Secondary Outcomes (explanation)
Confidence: We measure confidence using the questions and methodology proposed in Grosch et al. (2022). Students are asked whether they believe they have the ability to perform well in several professions - the same proposed above - related to STEM and non-STEM fields. Additionally, we will include a variable that captures the number of questions individuals believe they answered correctly after a maths quiz.
Stereotypical thinking: We propose three measurements to capture explicit, implicit stereotypical thinking, and social stereotypical thinking. Explicit measures are borrowed from the Grosch et al. (2022)’s questionnaire. Implicit measures have gained recognition for their capacity to predict outcomes related to maths achievement and engagement, surpassing the predictive capacity of explicit measures. These implicit measures are sensitive to constructs beyond the gender-science stereotype, making them valuable tools for uncovering additional factors that influence outcomes in STEM fields.
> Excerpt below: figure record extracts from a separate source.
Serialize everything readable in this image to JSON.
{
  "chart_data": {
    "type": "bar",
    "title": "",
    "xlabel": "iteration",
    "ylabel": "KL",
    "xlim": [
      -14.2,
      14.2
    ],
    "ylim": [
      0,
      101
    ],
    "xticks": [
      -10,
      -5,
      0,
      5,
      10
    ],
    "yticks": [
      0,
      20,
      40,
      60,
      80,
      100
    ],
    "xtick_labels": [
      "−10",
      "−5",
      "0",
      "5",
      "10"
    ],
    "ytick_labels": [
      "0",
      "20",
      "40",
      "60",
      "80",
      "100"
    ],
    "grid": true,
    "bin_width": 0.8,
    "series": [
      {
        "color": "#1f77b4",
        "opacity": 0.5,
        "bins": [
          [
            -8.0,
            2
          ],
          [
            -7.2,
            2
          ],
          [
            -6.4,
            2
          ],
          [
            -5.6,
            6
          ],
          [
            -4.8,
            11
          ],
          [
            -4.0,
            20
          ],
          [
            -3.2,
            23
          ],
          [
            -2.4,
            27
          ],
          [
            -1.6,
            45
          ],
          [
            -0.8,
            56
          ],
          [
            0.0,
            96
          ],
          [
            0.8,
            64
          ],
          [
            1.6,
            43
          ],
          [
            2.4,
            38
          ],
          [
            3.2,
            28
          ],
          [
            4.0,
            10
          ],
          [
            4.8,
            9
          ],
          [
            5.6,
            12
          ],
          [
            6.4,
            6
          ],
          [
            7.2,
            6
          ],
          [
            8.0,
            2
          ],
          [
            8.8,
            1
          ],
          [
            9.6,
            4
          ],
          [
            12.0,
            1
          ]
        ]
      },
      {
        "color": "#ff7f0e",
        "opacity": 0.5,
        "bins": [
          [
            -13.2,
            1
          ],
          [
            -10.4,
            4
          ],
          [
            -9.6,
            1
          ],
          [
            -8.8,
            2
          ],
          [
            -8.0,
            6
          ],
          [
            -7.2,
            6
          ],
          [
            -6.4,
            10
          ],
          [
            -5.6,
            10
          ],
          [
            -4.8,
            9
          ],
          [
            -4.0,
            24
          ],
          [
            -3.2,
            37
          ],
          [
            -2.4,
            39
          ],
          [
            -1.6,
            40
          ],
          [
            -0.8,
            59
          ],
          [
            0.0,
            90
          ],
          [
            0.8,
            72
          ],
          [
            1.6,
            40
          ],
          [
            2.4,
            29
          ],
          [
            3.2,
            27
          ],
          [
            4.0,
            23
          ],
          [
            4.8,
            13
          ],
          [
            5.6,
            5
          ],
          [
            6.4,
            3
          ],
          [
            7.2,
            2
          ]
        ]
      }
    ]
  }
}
The implicit stereotypical thinking is generally assessed by means of the Implicit Association Test (IAT) (Greenwald et al., 1998) and will be administrated to both classroom and remote teachers. We also capture this implicit stereotypical thinking for children with the same IAT but in a adapted version from Grosch et al. (2022) and Cvencek et al. (2011). Third, we will incorporate explicit questions about gender stereotypes in science, focusing on the perspective of peers. For instance, we will ask to children whether according to their classmates, males or female are more talented in mathematics?
Growth mindset: We suggest using the measurement approach developed by Bettinger et al. (2018). This instrument consists of several questions that assess fixed/growth mindset. First, students will be asked whether they believe intelligence can be changed. Second, they will be questioned about their perception of their own ability to improve their maths skills. Lastly, a question will be included that correlates a fixed mindset with the level of effort required. All these questions will be administered at the individual level but will be also specific to the gender (i.e., "Do you believe girls/boys can change their level of intelligence?").
Maths preferences: We propose to measure maths preferences using nine questions employed in the HTHT project carried out in 2021. These questions capture children’s preference for maths. To create a comprehensive measure, we will use Principal Component Analysis (PCA) to extract primary factors.
Language Preferences: We suggest measuring this variable by employing the same nine questions we use for mathematics but adapted to language. This approach enables us to assess diverse preferences in language and mitigates the potential influence of children perceiving the experiment as solely maths-related, which might alter their behavior. To create a comprehensive measure, we will use PCA and extract primary factors.
Maths performance: To examine whether interest in STEM is enhanced among individuals with lower maths performance, we require baseline information on maths performance. In this regard, it is important for us to discuss with Ceibal’s team the feasibility of creating a quiz consisting of no more than 10 questions that assesses maths skills.